Award-winning author, literary-arts advocate and recent Concordia honorary doctorate recipient Clark Blaise, LLD 13, was barely 26 years old when he approached the chair of Sir George Williams Department of English, Sidney Lamb, with an idea.
It was 1966. Blaise had recently moved to Montreal from Iowa and was working as a literature and writing professor in the department alongside colleague “Peggy” (better known as Margaret) Atwood. He proposed to create a program geared exclusively to creative writers. “Lamb thought it was interesting,” recalls Blaise. “He didn’t say goodbye. He was receptive, which I didn’t think would happen.”

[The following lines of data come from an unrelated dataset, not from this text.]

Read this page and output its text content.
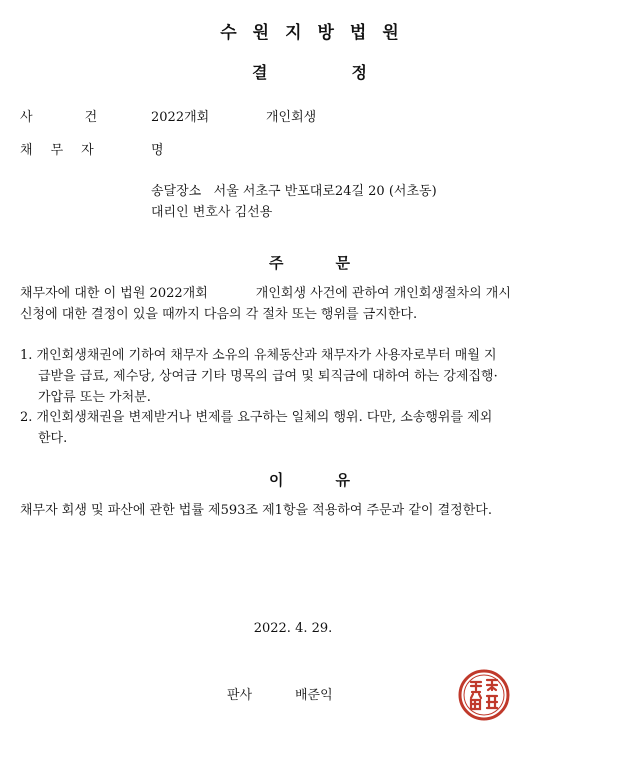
수원지방법원
결	정
사	건	2022개회	개인회생
채 무 자	명
송달장소 서울 서초구 반포대로24길 20 (서초동)
대리인 변호사 김선용
주	문
채무자에 대한 이 법원 2022개회	개인회생 사건에 관하여 개인회생절차의 개시
신청에 대한 결정이 있을 때까지 다음의 각 절차 또는 행위를 금지한다.
1. 개인회생채권에 기하여 채무자 소유의 유체동산과 채무자가 사용자로부터 매월 지
급받을 급료, 제수당, 상여금 기타 명목의 급여 및 퇴직금에 대하여 하는 강제집행·
가압류 또는 가처분.
2. 개인회생채권을 변제받거나 변제를 요구하는 일체의 행위. 다만, 소송행위를 제외
한다.
이	유
채무자 회생 및 파산에 관한 법률 제593조 제1항을 적용하여 주문과 같이 결정한다.
2022. 4. 29.
판사	배준익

Blaise also could not have imagined that almost 50 years later — and decades after he left Concordia in 1978 — the program he envisioned would not only survive but thrive on its reputation as one of North America’s finest. “I came to Montreal out of programs in Iowa that were so devoted to creative writing,” he says. “In Montreal, I saw extraordinary talent. If I had not had such incredible students at Sir George Williams, I probably wouldn’t have been fired up.”
Launched in the early 1970s, Concordia’s Creative Writing Program was based on the same curriculum Blaise had studied as a graduate student in the University of Iowa’s International Writing Program. (Blaise would later become a professor and director of the Iowa program, which is a residency.)
In May, a new curriculum will be unveiled at Concordia. Its author, Terence Byrnes, MA 80, was the Creative Writing Program’s coordinator until fall 2013. For Byrnes, the program has certainly come a long way from its fledgling years. And he should know — Byrnes was a first-year Concordia graduate student in the Department of English when he attended Blaise’s weekly writers’ workshops in 1975.